The fishing vessel Bulldog enters Portland Harbor in this Monday, Oct. 29, 2012 file photo. The U.S. Senate passed a $60 billion disaster relief bill Friday that includes funding to support struggling groundfishing fleets in Maine and other Northeastern states.
WASHINGTON – The U.S. Senate passed a $60 billion disaster relief bill Friday that includes funding to support struggling groundfishing fleets in Maine and other Northeastern states.
On a 60-35 vote, senators defeated an attempt to strip $150 million in funding for four federally designated fisheries disasters -- including the Northeast groundfishery -- from the larger relief bill for mid-Atlantic states that were hit by Hurricane Sandy in October.
Maine's Republican Sens. Susan Collins and Olympia Snowe voted to maintain the fisheries funding.
The bill now goes to the Republican-controlled House, where it could face stronger opposition because of its size and scope.
If approved by the House as written, the relief bill will likely provide millions of dollars to support Maine's groundfishing fleet, which has shrunk to just a few dozen boats and faces additional austere catch limits on cod and other species.
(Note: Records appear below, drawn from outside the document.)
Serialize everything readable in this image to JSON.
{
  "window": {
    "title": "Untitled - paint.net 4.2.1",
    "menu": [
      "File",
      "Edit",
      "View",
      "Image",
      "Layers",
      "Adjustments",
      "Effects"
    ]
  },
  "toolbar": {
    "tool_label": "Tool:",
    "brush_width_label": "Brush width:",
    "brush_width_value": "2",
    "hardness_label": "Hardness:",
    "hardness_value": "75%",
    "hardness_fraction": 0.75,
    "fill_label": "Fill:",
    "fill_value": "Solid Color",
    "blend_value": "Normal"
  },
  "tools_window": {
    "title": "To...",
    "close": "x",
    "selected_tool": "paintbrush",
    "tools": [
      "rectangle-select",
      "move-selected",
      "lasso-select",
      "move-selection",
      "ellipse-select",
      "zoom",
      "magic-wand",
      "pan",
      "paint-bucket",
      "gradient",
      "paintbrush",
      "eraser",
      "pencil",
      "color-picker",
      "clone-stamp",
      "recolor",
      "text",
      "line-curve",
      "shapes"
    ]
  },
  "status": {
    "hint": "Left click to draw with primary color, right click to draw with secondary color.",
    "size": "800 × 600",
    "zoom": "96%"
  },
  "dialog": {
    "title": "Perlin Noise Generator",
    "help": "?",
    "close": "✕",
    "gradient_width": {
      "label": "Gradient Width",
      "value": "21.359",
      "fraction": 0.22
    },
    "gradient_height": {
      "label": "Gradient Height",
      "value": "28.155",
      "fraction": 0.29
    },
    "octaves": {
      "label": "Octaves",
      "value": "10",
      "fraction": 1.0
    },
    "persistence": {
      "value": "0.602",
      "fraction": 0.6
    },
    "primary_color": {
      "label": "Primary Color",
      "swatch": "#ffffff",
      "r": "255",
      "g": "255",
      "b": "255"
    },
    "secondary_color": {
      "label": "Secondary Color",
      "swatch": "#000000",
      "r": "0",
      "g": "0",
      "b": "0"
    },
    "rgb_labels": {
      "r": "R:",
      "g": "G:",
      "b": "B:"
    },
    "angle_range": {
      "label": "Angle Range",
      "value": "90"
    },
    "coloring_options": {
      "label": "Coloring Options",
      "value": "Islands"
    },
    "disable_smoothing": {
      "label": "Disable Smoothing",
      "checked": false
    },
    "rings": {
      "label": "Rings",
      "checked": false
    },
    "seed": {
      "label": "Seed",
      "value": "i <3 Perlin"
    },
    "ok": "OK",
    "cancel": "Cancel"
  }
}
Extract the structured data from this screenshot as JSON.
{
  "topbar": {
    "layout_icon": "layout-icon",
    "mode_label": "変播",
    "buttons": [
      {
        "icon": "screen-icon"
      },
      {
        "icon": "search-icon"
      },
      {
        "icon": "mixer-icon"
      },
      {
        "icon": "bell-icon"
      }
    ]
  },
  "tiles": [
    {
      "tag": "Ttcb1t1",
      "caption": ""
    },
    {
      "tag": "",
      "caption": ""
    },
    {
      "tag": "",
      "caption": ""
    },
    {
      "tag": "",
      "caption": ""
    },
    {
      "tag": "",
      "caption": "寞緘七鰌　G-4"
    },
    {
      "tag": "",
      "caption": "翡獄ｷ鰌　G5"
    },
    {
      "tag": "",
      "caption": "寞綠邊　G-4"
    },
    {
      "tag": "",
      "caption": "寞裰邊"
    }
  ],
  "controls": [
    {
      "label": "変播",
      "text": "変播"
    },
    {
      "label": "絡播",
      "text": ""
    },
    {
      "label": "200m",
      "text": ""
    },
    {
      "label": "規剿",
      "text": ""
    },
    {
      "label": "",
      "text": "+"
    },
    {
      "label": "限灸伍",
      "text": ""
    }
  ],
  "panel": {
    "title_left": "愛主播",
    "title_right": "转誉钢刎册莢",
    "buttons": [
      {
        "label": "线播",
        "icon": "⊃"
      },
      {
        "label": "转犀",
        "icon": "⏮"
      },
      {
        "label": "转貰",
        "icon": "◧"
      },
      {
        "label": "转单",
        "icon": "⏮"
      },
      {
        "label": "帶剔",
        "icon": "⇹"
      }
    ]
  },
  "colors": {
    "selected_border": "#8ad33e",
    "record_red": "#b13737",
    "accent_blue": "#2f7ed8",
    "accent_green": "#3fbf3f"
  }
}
Maine, like other states, would likely have broad flexibility in its use of the money.
Meredith Mendelson, deputy commissioner of the Maine Department of Marine Resources, said the highest-priority uses for the funding would be to help fishermen cover the cost of at-sea monitoring and other fishing-sector management costs.
"Those costs are typically paid for now by individual members of groundfishing sectors," Mendelson said.
The priorities were identified by state officials and fishermen, who typically have opposed direct payments to fishermen, Mendelson said. But even if the line item survives a House vote, Maine won't expect large sums.
"We would want to be very targeted in how any resources are appropriated, should that happen," she said.
Cod fishing is often credited with helping to build New England in Colonial America. But overfishing and other factors have depleted cod stocks, prompting austere catch limits on the relatively few groundfish boats that still operate.
Most Maine fishermen have switched to lobster or other species, leaving fewer than 50 boats in the state with federal permits. And the region's fishermen are bracing for catch limits on some species that are 70 to 80 percent less next year than in 2011.
The northeastern groundfishery became eligible for additional federal support in September when the U.S. Department of Commerce declared it an economic disaster. It was the fourth time since 2005 that a fishery in Maine had been declared a commercial disaster, with the other three covering shellfish because of red tide.
It is up to Congress to appropriate money, so lawmakers from the region inserted a budget item into the Hurricane Sandy disaster relief bill.
The bill contains disaster assistance for three other fisheries: Chinook salmon in Alaska, blue crabs in Mississippi, and fleets in New York and New Jersey that were affected by Hurricane Sandy.
Some senators objected to the inclusion, arguing that the $60 billion relief bill was laden with issues unrelated to Hurricane Sandy that could be handled separately next year.
They also argued that any funding for the fisheries disaster should be offset by spending cuts elsewhere.
"All we are doing is stealing from our kids," said Sen. Tom Coburn, R-Okla., a vocal critic of government borrowing and the author of the amendment to strip the fisheries funding from the bill. "If we're going to do $150 million for fisheries, ought we not cut spending somewhere else to pay for it?"
Senators from the affected states cautioned their colleagues against setting a precedent that would require offsets that could delay funding for future natural or economic disasters.
Sen. Bob Menendez, D-N.J., pointed out that Congress approved disaster relief within two weeks of Hurricane Katrina in 2005, while two months have passed without a disaster bill for Sandy's victims.
Menendez said he welcomed the inclusion of funding for other disasters.